There were 1,866 households, of which 33.9% had children under the age of 18 living with them, 62.8% were married couples living together, 9.3% had a female householder with no husband present, 4.5% had a male householder with no wife present, and 23.4% were non-families. 20.6% of all households were made up of individuals, and 10.1% had someone living alone who was 65 years of age or older. The average household size was 2.60 and the average family size was 2.99.

The median age in the city was 40.5 years. 24.3% of residents were under the age of 18; 7.2% were between the ages of 18 and 24; 25% were from 25 to 44; 28.3% were from 45 to 64; and 15.1% were 65 years of age or older. The gender makeup of the city was 48.5% male and 51.5% female.

===2000 census===
As of the census of 2000, there were 5,121 people, 1,849 households, and 1,475 families living in the city. The population density was 1,504.7 PD/sqmi. There were 1,937 housing units at an average density of 569.2 /sqmi. The racial makeup of the city was 98.38% White, 0.23% African American, 0.18% Native American, 0.29% Asian, 0.06% Pacific Islander, 0.14% from other races, and 0.72% from two or more races. Hispanic or Latino of any race were 0.58% of the population.
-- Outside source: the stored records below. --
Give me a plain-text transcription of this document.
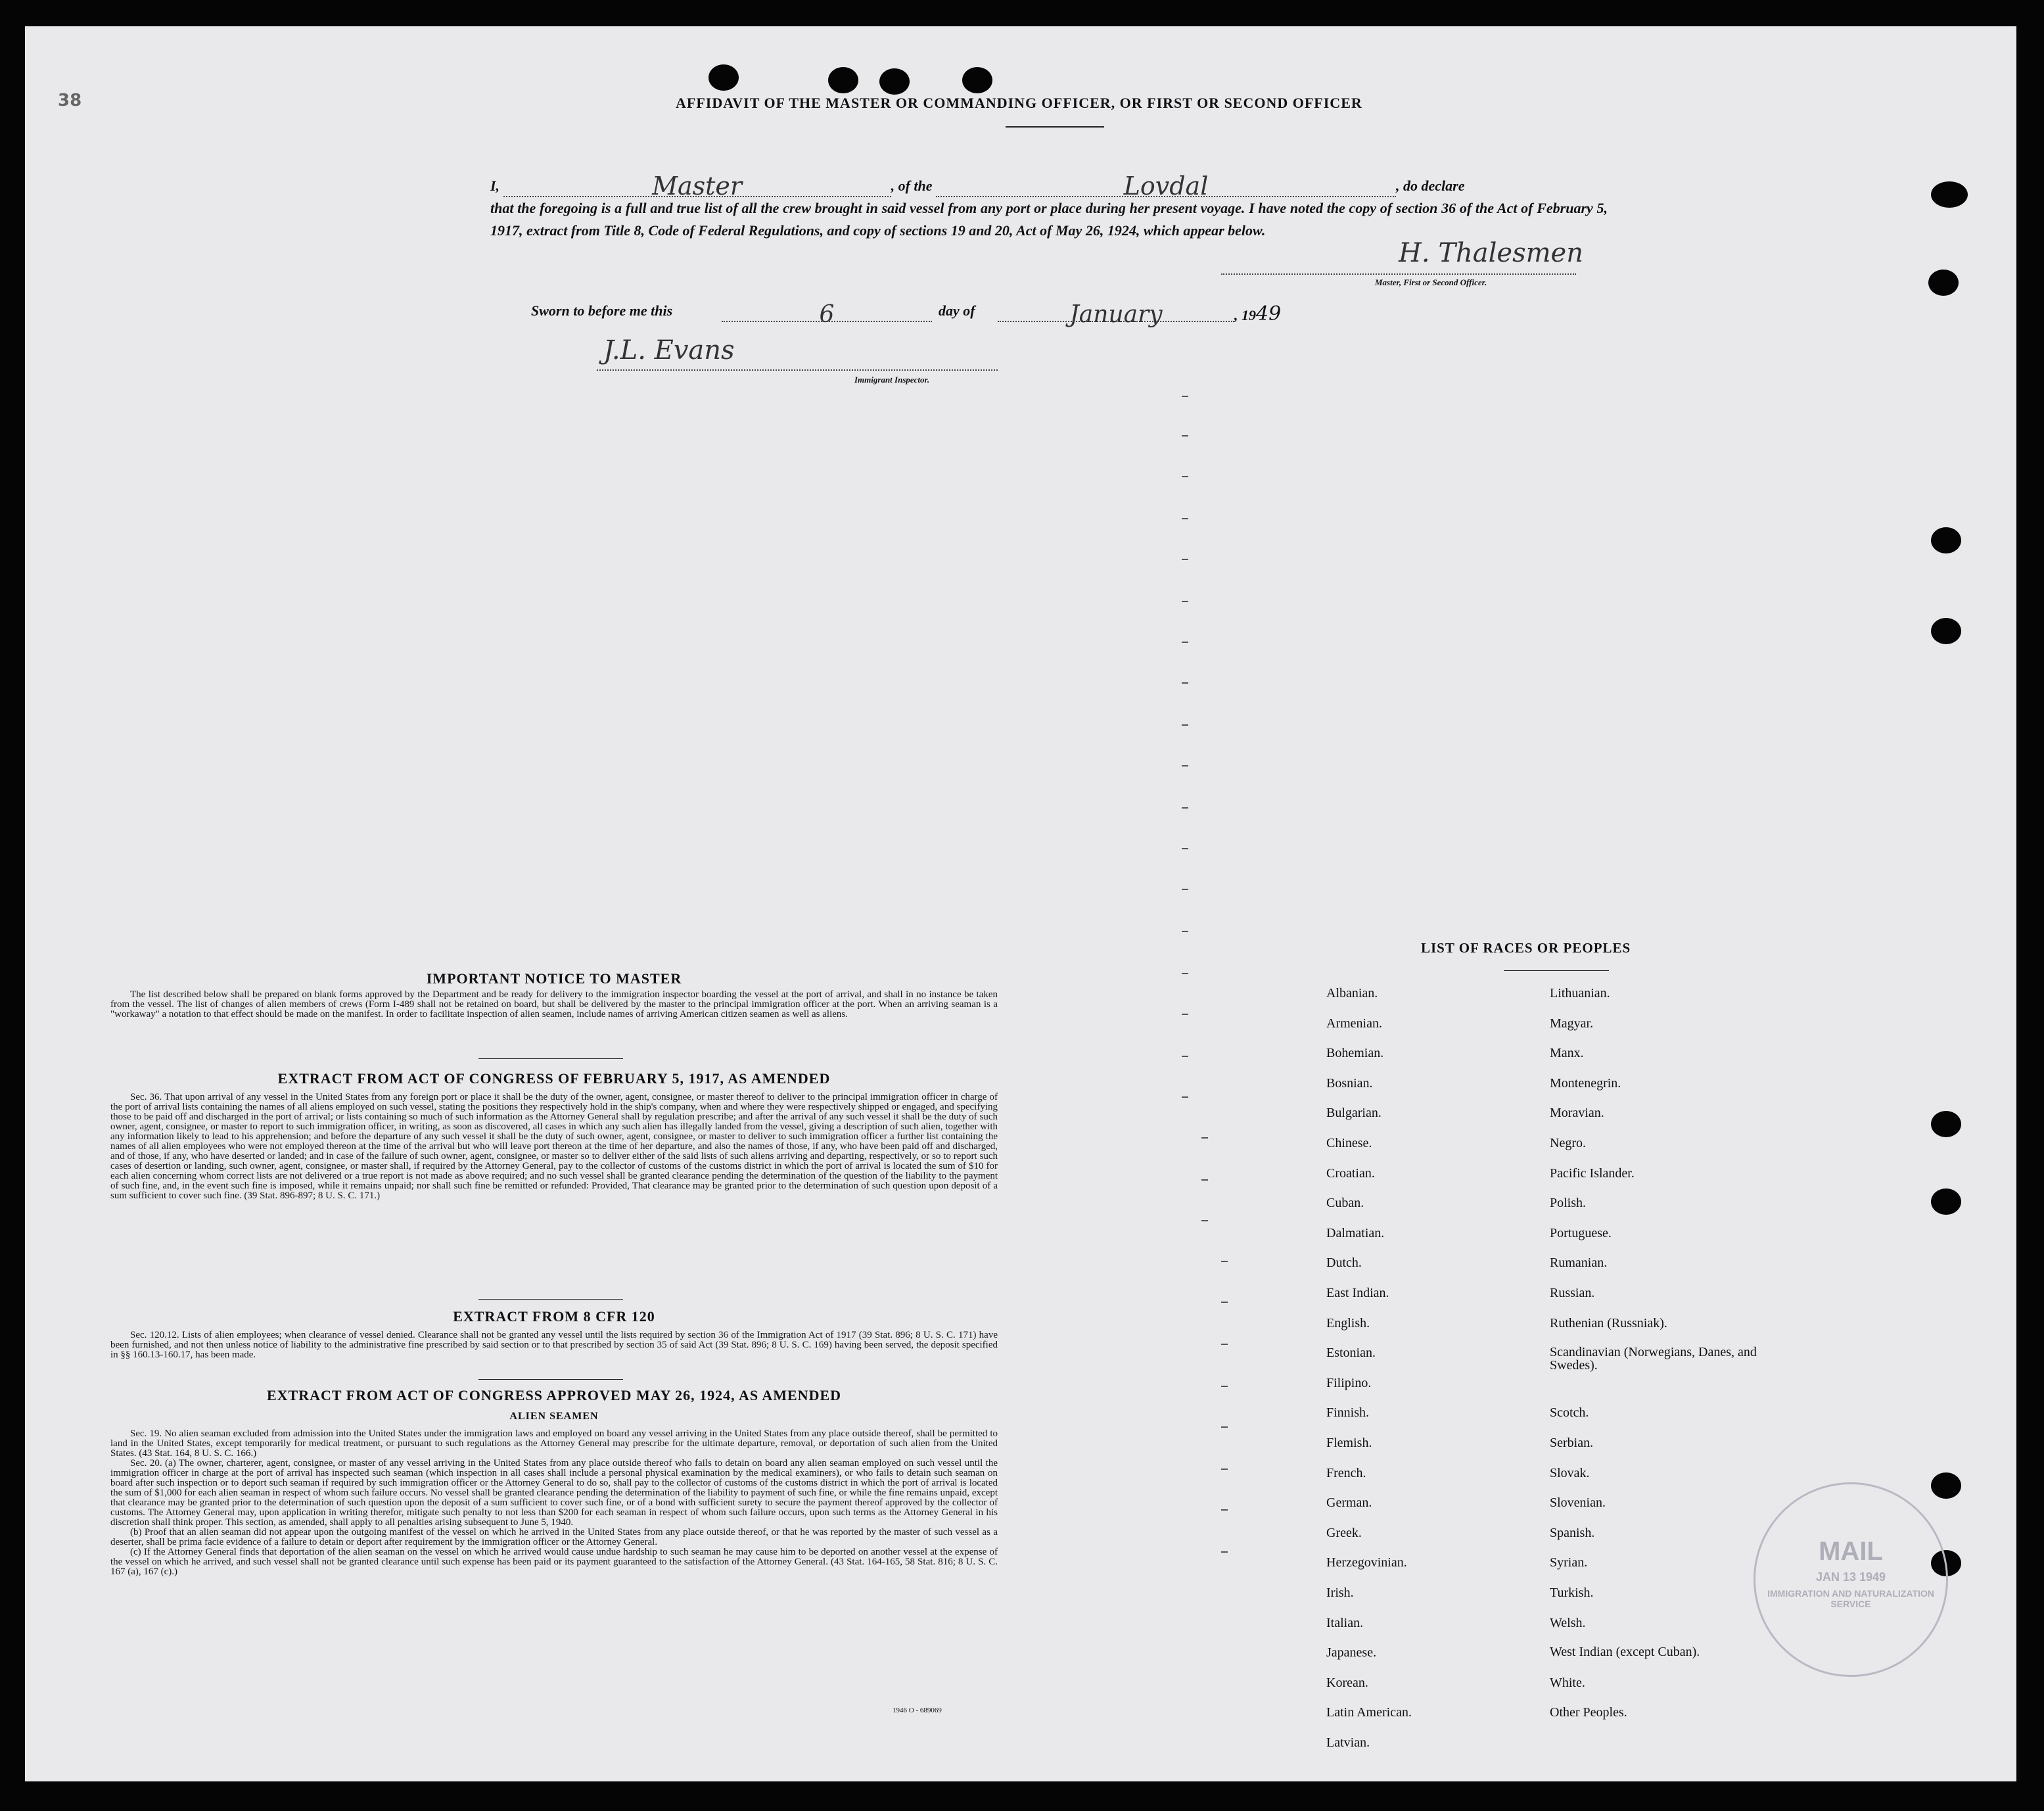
38	AFFIDAVIT OF THE MASTER OR COMMANDING OFFICER, OR FIRST OR SECOND OFFICER
I,	Master	, of the	Lovdal	, do declare
that the foregoing is a full and true list of all the crew brought in said vessel from any port or place during her present voyage. I have noted the copy of section 36 of the Act of February 5, 1917, extract from Title 8, Code of Federal Regulations, and copy of sections 19 and 20, Act of May 26, 1924, which appear below.
H. Thalesmen
Master, First or Second Officer.
Sworn to before me this	6	day of	January	, 1949
J.L. Evans
Immigrant Inspector.
IMPORTANT NOTICE TO MASTER

The list described below shall be prepared on blank forms approved by the Department and be ready for delivery to the immigration inspector boarding the vessel at the port of arrival, and shall in no instance be taken from the vessel. The list of changes of alien members of crews (Form I-489 shall not be retained on board, but shall be delivered by the master to the principal immigration officer at the port. When an arriving seaman is a "workaway" a notation to that effect should be made on the manifest. In order to facilitate inspection of alien seamen, include names of arriving American citizen seamen as well as aliens.

EXTRACT FROM ACT OF CONGRESS OF FEBRUARY 5, 1917, AS AMENDED

Sec. 36. That upon arrival of any vessel in the United States from any foreign port or place it shall be the duty of the owner, agent, consignee, or master thereof to deliver to the principal immigration officer in charge of the port of arrival lists containing the names of all aliens employed on such vessel, stating the positions they respectively hold in the ship's company, when and where they were respectively shipped or engaged, and specifying those to be paid off and discharged in the port of arrival; or lists containing so much of such information as the Attorney General shall by regulation prescribe; and after the arrival of any such vessel it shall be the duty of such owner, agent, consignee, or master to report to such immigration officer, in writing, as soon as discovered, all cases in which any such alien has illegally landed from the vessel, giving a description of such alien, together with any information likely to lead to his apprehension; and before the departure of any such vessel it shall be the duty of such owner, agent, consignee, or master to deliver to such immigration officer a further list containing the names of all alien employees who were not employed thereon at the time of the arrival but who will leave port thereon at the time of her departure, and also the names of those, if any, who have been paid off and discharged, and of those, if any, who have deserted or landed; and in case of the failure of such owner, agent, consignee, or master so to deliver either of the said lists of such aliens arriving and departing, respectively, or so to report such cases of desertion or landing, such owner, agent, consignee, or master shall, if required by the Attorney General, pay to the collector of customs of the customs district in which the port of arrival is located the sum of $10 for each alien concerning whom correct lists are not delivered or a true report is not made as above required; and no such vessel shall be granted clearance pending the determination of the question of the liability to the payment of such fine, and, in the event such fine is imposed, while it remains unpaid; nor shall such fine be remitted or refunded: Provided, That clearance may be granted prior to the determination of such question upon deposit of a sum sufficient to cover such fine. (39 Stat. 896-897; 8 U. S. C. 171.)

EXTRACT FROM 8 CFR 120

Sec. 120.12. Lists of alien employees; when clearance of vessel denied. Clearance shall not be granted any vessel until the lists required by section 36 of the Immigration Act of 1917 (39 Stat. 896; 8 U. S. C. 171) have been furnished, and not then unless notice of liability to the administrative fine prescribed by said section or to that prescribed by section 35 of said Act (39 Stat. 896; 8 U. S. C. 169) having been served, the deposit specified in §§ 160.13-160.17, has been made.

EXTRACT FROM ACT OF CONGRESS APPROVED MAY 26, 1924, AS AMENDED
ALIEN SEAMEN

Sec. 19. No alien seaman excluded from admission into the United States under the immigration laws and employed on board any vessel arriving in the United States from any place outside thereof, shall be permitted to land in the United States, except temporarily for medical treatment, or pursuant to such regulations as the Attorney General may prescribe for the ultimate departure, removal, or deportation of such alien from the United States. (43 Stat. 164, 8 U. S. C. 166.)

Sec. 20. (a) The owner, charterer, agent, consignee, or master of any vessel arriving in the United States from any place outside thereof who fails to detain on board any alien seaman employed on such vessel until the immigration officer in charge at the port of arrival has inspected such seaman (which inspection in all cases shall include a personal physical examination by the medical examiners), or who fails to detain such seaman on board after such inspection or to deport such seaman if required by such immigration officer or the Attorney General to do so, shall pay to the collector of customs of the customs district in which the port of arrival is located the sum of $1,000 for each alien seaman in respect of whom such failure occurs. No vessel shall be granted clearance pending the determination of the liability to payment of such fine, or while the fine remains unpaid, except that clearance may be granted prior to the determination of such question upon the deposit of a sum sufficient to cover such fine, or of a bond with sufficient surety to secure the payment thereof approved by the collector of customs. The Attorney General may, upon application in writing therefor, mitigate such penalty to not less than $200 for each seaman in respect of whom such failure occurs, upon such terms as the Attorney General in his discretion shall think proper. This section, as amended, shall apply to all penalties arising subsequent to June 5, 1940.

(b) Proof that an alien seaman did not appear upon the outgoing manifest of the vessel on which he arrived in the United States from any place outside thereof, or that he was reported by the master of such vessel as a deserter, shall be prima facie evidence of a failure to detain or deport after requirement by the immigration officer or the Attorney General.

(c) If the Attorney General finds that deportation of the alien seaman on the vessel on which he arrived would cause undue hardship to such seaman he may cause him to be deported on another vessel at the expense of the vessel on which he arrived, and such vessel shall not be granted clearance until such expense has been paid or its payment guaranteed to the satisfaction of the Attorney General. (43 Stat. 164-165, 58 Stat. 816; 8 U. S. C. 167 (a), 167 (c).)

1946 O - 689069
LIST OF RACES OR PEOPLES
MAIL
JAN 13 1949
IMMIGRATION AND NATURALIZATION SERVICE
Albanian.
Armenian.
Bohemian.
Bosnian.
Bulgarian.
Chinese.
Croatian.
Cuban.
Dalmatian.
Dutch.
East Indian.
English.
Estonian.
Filipino.
Finnish.
Flemish.
French.
German.
Greek.
Herzegovinian.
Irish.
Italian.
Japanese.
Korean.
Latin American.
Latvian.
Lithuanian.
Magyar.
Manx.
Montenegrin.
Moravian.
Negro.
Pacific Islander.
Polish.
Portuguese.
Rumanian.
Russian.
Ruthenian (Russniak).
Scandinavian (Norwegians, Danes, and Swedes).
Scotch.
Serbian.
Slovak.
Slovenian.
Spanish.
Syrian.
Turkish.
Welsh.
West Indian (except Cuban).
White.
Other Peoples.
There were 1,849 households, out of which 36.9% had children under the age of 18 living with them, 66.9% were married couples living together, 8.9% had a female householder with no husband present, and 20.2% were non-families. 16.4% of all households were made up of individuals, and 5.3% had someone living alone who was 65 years of age or older. The average household size was 2.74 and the average family size was 3.08.
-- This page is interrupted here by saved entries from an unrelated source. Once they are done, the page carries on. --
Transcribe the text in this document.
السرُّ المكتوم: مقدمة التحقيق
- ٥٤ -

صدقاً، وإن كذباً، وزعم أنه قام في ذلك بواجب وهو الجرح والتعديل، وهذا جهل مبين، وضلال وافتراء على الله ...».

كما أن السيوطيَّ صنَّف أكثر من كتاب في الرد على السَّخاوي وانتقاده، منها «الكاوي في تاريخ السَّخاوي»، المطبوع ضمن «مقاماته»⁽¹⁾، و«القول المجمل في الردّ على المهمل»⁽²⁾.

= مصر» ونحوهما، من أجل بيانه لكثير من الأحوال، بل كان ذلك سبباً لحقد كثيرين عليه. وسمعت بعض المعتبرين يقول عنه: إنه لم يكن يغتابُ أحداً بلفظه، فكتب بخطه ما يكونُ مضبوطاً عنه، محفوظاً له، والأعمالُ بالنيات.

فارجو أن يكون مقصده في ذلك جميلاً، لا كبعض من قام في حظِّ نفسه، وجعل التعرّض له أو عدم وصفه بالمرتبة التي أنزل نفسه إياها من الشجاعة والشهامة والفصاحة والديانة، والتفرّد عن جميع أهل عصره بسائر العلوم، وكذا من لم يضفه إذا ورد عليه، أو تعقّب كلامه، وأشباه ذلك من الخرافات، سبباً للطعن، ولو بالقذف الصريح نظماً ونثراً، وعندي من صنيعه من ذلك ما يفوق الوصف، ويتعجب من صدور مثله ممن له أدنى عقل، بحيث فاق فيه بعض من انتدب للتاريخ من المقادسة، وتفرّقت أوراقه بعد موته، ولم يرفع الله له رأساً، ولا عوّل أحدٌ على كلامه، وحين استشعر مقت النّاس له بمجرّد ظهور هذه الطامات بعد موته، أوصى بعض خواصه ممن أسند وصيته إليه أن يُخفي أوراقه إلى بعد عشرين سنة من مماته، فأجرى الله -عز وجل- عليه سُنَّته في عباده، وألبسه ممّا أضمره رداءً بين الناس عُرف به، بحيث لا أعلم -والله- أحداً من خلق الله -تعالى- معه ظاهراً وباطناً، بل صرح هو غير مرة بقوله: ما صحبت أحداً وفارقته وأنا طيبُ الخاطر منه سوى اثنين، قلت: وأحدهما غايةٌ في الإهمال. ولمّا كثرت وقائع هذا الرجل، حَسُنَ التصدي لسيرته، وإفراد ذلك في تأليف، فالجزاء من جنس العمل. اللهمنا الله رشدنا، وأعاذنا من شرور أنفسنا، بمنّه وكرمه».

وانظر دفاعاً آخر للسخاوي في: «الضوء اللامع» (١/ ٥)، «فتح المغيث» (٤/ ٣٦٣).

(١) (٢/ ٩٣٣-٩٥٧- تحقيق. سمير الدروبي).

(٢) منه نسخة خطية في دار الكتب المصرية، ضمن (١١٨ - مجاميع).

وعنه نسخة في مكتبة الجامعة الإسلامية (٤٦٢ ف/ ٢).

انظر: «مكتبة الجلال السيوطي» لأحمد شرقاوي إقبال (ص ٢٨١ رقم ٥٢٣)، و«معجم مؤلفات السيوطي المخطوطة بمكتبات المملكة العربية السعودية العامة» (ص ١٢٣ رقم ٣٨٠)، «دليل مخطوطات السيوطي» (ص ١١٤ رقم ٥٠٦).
In the city the population was spread out, with 26.5% under the age of 18, 8.2% from 18 to 24, 31.1% from 25 to 44, 24.9% from 45 to 64, and 9.3% who were 65 years of age or older. The median age was 36 years. For every 100 females there were 102.2 males. For every 100 females age 18 and over, there were 100.5 males.
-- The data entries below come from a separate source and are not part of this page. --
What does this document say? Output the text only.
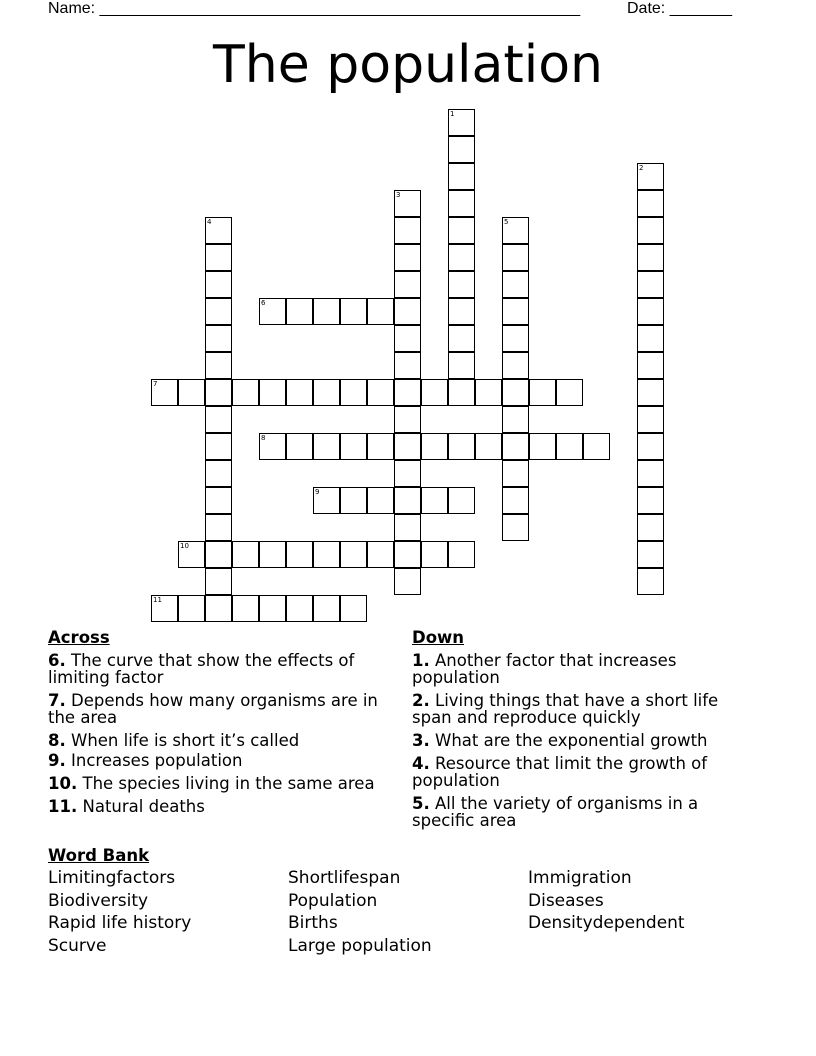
Name: ______________________________________________________	Date: _______
The population
1
2
3
4	5
6
7
8
9
10
11
Across
6. The curve that show the effects of limiting factor
7. Depends how many organisms are in the area
8. When life is short it’s called
9. Increases population
10. The species living in the same area
11. Natural deaths
Down
1. Another factor that increases population
2. Living things that have a short life span and reproduce quickly
3. What are the exponential growth
4. Resource that limit the growth of population
5. All the variety of organisms in a specific area
Word Bank
Limitingfactors	Shortlifespan	Immigration
Biodiversity	Population	Diseases
Rapid life history	Births	Densitydependent
Scurve	Large population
The median income for a household in the city was $45,446, and the median income for a family was $50,599. Males had a median income of $36,544 versus $26,300 for females. The per capita income for the city was $19,358. About 6.4% of families and 8.4% of the population were below the poverty line, including 10.4% of those under age 18 and 8.4% of those age 65 or over.